El acorazado Potemkin
En el instante sin fin, en la paradoja del movimiento infinito, podría afirmarse, junto a González Requena, que con la fugacidad de los personajes y la ausencia de actores profesionales en el Potemkin también se ha evacuado toda psicología, todo discurso filtrado por una subjetividad (es la cámara la que en las escaleras pierde el equilibrio y cae; como otra máquina, una metralleta –emparentada con el cine y el arrastre de los fotogramas–, pareciera abatir a los incrédulos ciudadanos, no tanto una carga de cosacos con sables, bayonetas y fusiles). Y si hay aquí emoción, y la hay arrasadora, como casi en ninguna otra película, ésta no pasa por los sentimientos de los protagonistas, sino que brota del mismo acto de escritura, ya que en el corazón del tumulto las impresionantes individuaciones, los brutales flashes que por momentos circundan un rostro en la multitud, poseen sobre todo un carácter musical, de tejido plástico. En el rechazo inaugural, en este primer Eisenstein, de la narración y la representación encarnadas, el personaje, nos dice Requena, ya es "sólo cadáver o metáfora" y accedemos a un goce y un dolor no mediatizados, no focalizados, que no se transforman en deseo o tristeza. Más cerca, sin duda, de un Guernica animado que de una reconstrucción histórica.

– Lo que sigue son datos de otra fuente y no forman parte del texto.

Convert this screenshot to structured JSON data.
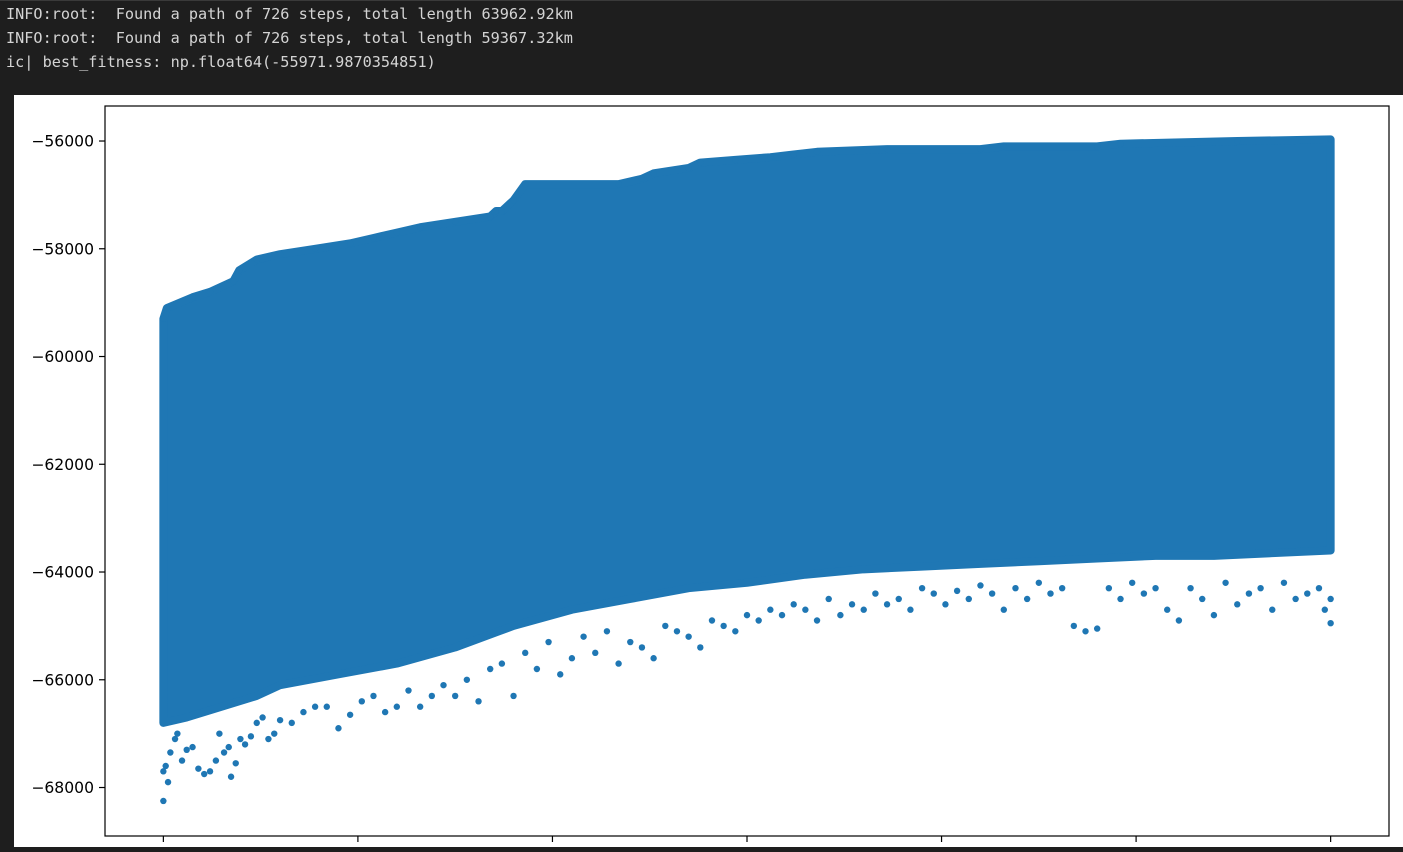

Eisenstein, como decíamos más arriba, apenas pudo acercarse a cumplir sus principales y más ambiciosos objetivos, por ejemplo adaptar El capital y hacer visibles, mediante el cine, los procesos de la mente, la persuasión ya no sólo mediante los afectos sino también por las ideas que vislumbrara en Octubre (1927), pero sí pudo al menos poner aquí en escena la particular tabula rasa que le permitiera cimentar ese puente: una que, a partir del exceso, fundara un paradójico borrado por saturación de pathos, uno cuyos calambres convencieran al espectador de la necesaria aleación de vanguardia y cultura proletaria. Otro tipo de aporía, en cualquier caso, distinta a la del viejo Zenón.